Sécurité, assurance chômage: l’exécutif entre dans le dur

Le président Emmanuel Macron et la Première ministre Elisabeth Borne à l'Elysée le 4 juillet 2022afp.com - Christophe PETIT TESSON

Plus de policiers et gendarmes, un durcissement prolongé des conditions d’indemnisation des chômeurs: l’exécutif présente mercredi deux projets de loi sensibles en Conseil des ministres, sur lesquels il espère rallier la droite face à une gauche décidée à en découdre.

Avec ces deux textes, Emmanuel Macron et sa Première ministre Elisabeth Borne entrent dans le dur de ce début de quinquennat, en l’absence de majorité absolue, après un premier exercice plus consensuel cet été sur le pouvoir d’achat, en pleine explosion des prix de l’énergie due en partie à la guerre en Ukraine.

La réforme de l’assurance chômage s’annonce comme l’un des projets de loi les plus clivants avec le budget 2023, en attendant celle hautement inflammable des retraites dont le chef de l’Etat a dit viser une « première entrée en vigueur » à l’été prochain.

Le gouvernement entend prolonger jusqu’en 2023 les règles controversées d’indemnisation adoptées en 2019, en particulier pour les demandeurs d’emploi alternant périodes de travail et d’inactivité.

L’exécutif, qui s’est fixé pour objectif le plein emploi (soit un taux de chômage d’environ 5% contre 7,4% actuellement) à la fin du quinquennat, veut des règles « plus incitatives » à la reprise d’emploi.

« Quand ça va bien, on durcit les règles et, quand ça va mal, on les assouplit », revendique le ministre du Travail Olivier Dussopt.
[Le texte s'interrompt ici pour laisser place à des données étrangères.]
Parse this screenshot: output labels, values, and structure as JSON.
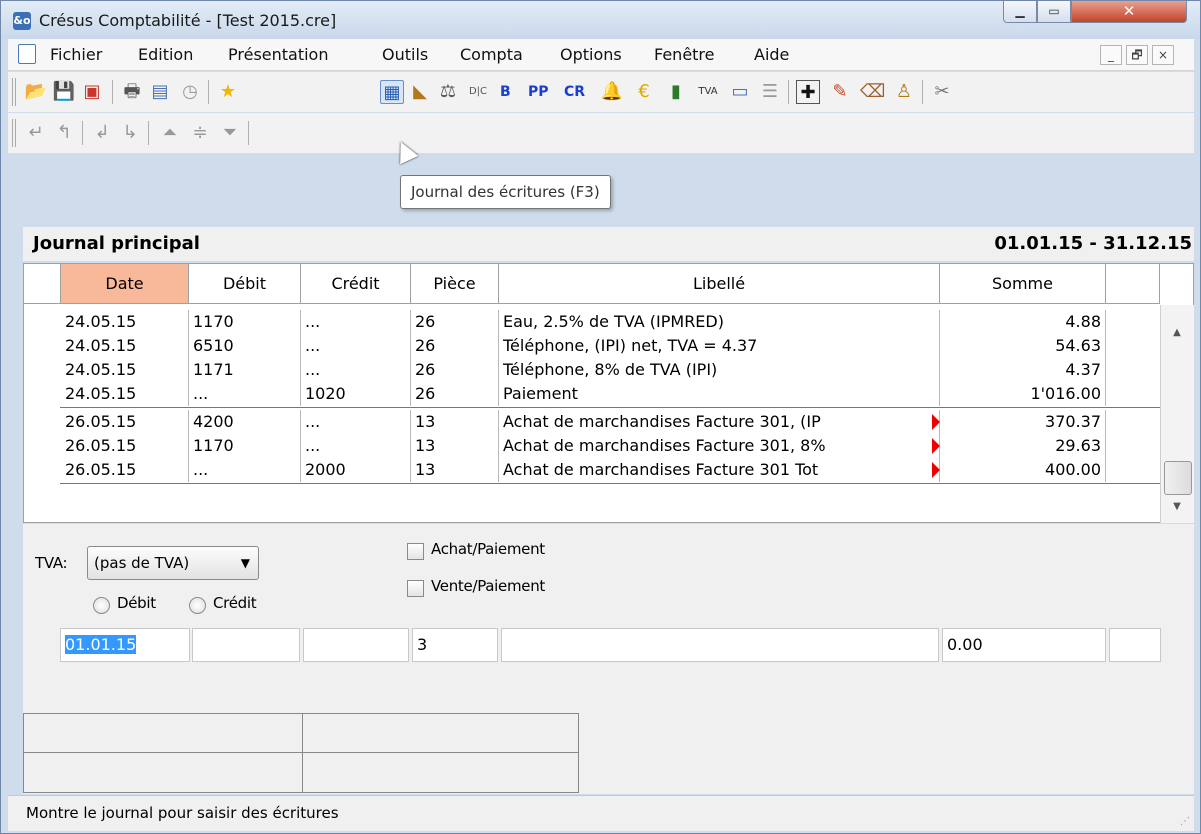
{
  "window": {
    "title": "Crésus Comptabilité - [Test 2015.cre]",
    "app_icon_text": "&o",
    "close_glyph": "✕",
    "min_glyph": "▁",
    "max_glyph": "▭"
  },
  "menu": {
    "items": [
      "Fichier",
      "Edition",
      "Présentation",
      "Outils",
      "Compta",
      "Options",
      "Fenêtre",
      "Aide"
    ],
    "mdi_min": "_",
    "mdi_restore": "🗗",
    "mdi_close": "×"
  },
  "toolbar": {
    "text_buttons": [
      "B",
      "PP",
      "CR"
    ],
    "tva_label": "TVA",
    "dc_label": "D|C"
  },
  "tooltip": {
    "text": "Journal des écritures (F3)"
  },
  "journal": {
    "title": "Journal principal",
    "period": "01.01.15 - 31.12.15",
    "columns": [
      "Date",
      "Débit",
      "Crédit",
      "Pièce",
      "Libellé",
      "Somme"
    ],
    "rows": [
      {
        "date": "24.05.15",
        "debit": "1170",
        "credit": "...",
        "piece": "26",
        "libelle": "Eau, 2.5% de TVA (IPMRED)",
        "somme": "4.88",
        "mark": false
      },
      {
        "date": "24.05.15",
        "debit": "6510",
        "credit": "...",
        "piece": "26",
        "libelle": "Téléphone, (IPI) net, TVA = 4.37",
        "somme": "54.63",
        "mark": false
      },
      {
        "date": "24.05.15",
        "debit": "1171",
        "credit": "...",
        "piece": "26",
        "libelle": "Téléphone, 8% de TVA (IPI)",
        "somme": "4.37",
        "mark": false
      },
      {
        "date": "24.05.15",
        "debit": "...",
        "credit": "1020",
        "piece": "26",
        "libelle": "Paiement",
        "somme": "1'016.00",
        "mark": false
      },
      {
        "date": "26.05.15",
        "debit": "4200",
        "credit": "...",
        "piece": "13",
        "libelle": "Achat de marchandises Facture 301, (IP",
        "somme": "370.37",
        "mark": true
      },
      {
        "date": "26.05.15",
        "debit": "1170",
        "credit": "...",
        "piece": "13",
        "libelle": "Achat de marchandises Facture 301, 8%",
        "somme": "29.63",
        "mark": true
      },
      {
        "date": "26.05.15",
        "debit": "...",
        "credit": "2000",
        "piece": "13",
        "libelle": "Achat de marchandises Facture 301 Tot",
        "somme": "400.00",
        "mark": true
      }
    ]
  },
  "entry": {
    "tva_label": "TVA:",
    "tva_value": "(pas de TVA)",
    "radio_debit": "Débit",
    "radio_credit": "Crédit",
    "chk_achat": "Achat/Paiement",
    "chk_vente": "Vente/Paiement",
    "date_value": "01.01.15",
    "piece_value": "3",
    "somme_value": "0.00"
  },
  "status": {
    "text": "Montre le journal pour saisir des écritures"
  },
  "colors": {
    "header_selected": "#f8b89a",
    "red_mark": "#ee0000",
    "accent": "#3399ff"
  }
}
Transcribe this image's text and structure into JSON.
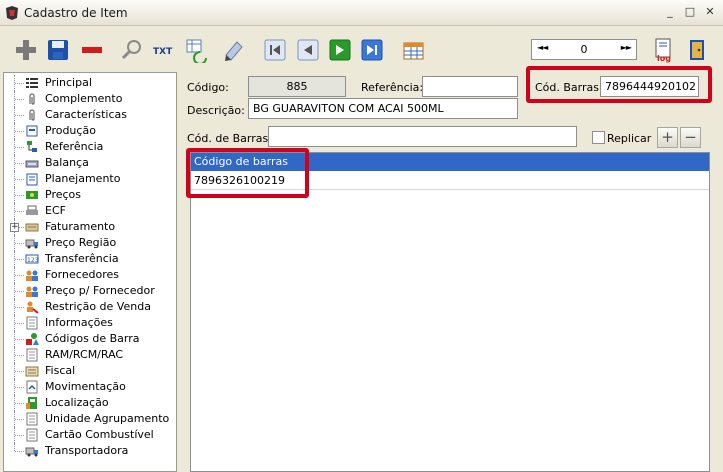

Pour ce premier texte au menu du Parlement début octobre, les débats s’annoncent agités, particulièrement à l’Assemblée avec la coalition de gauche Nupes et le Rassemblement national. Le gouvernement table sur une oreille plus conciliante du côté des Républicains qui ont affirmé s’inscrire dans l’opposition.

Le projet de loi d’orientation et de programmation du ministère de l’Intérieur (Lopmi) prévoit de son côté 15 milliards d’euros supplémentaires de budget en cinq ans pour les forces de l’ordre.

– Texte raccourci de moitié –

« La sécurité est une des priorités du président de la République et de mon gouvernement », a martelé mardi Elisabeth Borne, en évoquant un « doublement de la présence des forces de l’ordre dans l’espace public » d’ici 2030, un renforcement de la lutte contre la cybercriminalité et « une action importante la sécurité des grands événements », de la Coupe du monde de rugby l’an prochain aux JO de 2024.

La Première ministre a annoncé mardi « 8.500 postes de policiers et gendarmes » supplémentaires en cinq ans, dont 3.000 dès 2023. Elle a aussi rappelé que 10.000 policiers et gendarmes supplémentaires avaient déjà été déployés au cours du précédent quinquennat.

Le texte, qui sera d’abord présenté au Sénat en octobre, prévoit aussi la création de 11 unités de forces mobiles et de 200 nouvelles brigades de gendarmerie.

« On pense qu’il y aura un consensus assez large, personne ne peut être contre la création d’effectifs », anticipe-t-on au ministère de l’Intérieur.

Le projet Lopmi a toutefois été raccourci de moitié – il ne compte plus que 15 articles – par rapport à sa version initiale transmise au Parlement avant l’élection présidentielle.

Il ne comprend pas la réforme controversée de la police judiciaire qui rencontre actuellement l’hostilité de nombreux enquêteurs et magistrats.

Cette réforme prévoit de placer tous les services de police d’un département – dont la police judiciaire – sous l’autorité d’un seul Directeur départemental de la police nationale (DDPN), dépendant du préfet.

En juillet, le ministre de l’Intérieur Gérald Darmanin avait aussi expliqué vouloir intégrer dans la Lopmi des dispositions sur l’expulsion des étrangers délinquants. Avant d’annoncer une loi immigration, séparée de la Lopmi.

« Les autres volets de la loi ont vocation à être débattus ultérieurement (..) Ils seront présentés soit sous forme de projets de loi soit sous forme de propositions de loi », a assuré Elisabeth Borne en inaugurant un nouveau commissariat à Paris.

« Il s’agit de lutter pour que la police judiciaire soit plus forte », en la faisant passant de « 5.000 à 20.000 agents » afin d’obtenir des « taux d’élucidation plus efficaces », a renchéri, à son côté, Gérald Darmanin.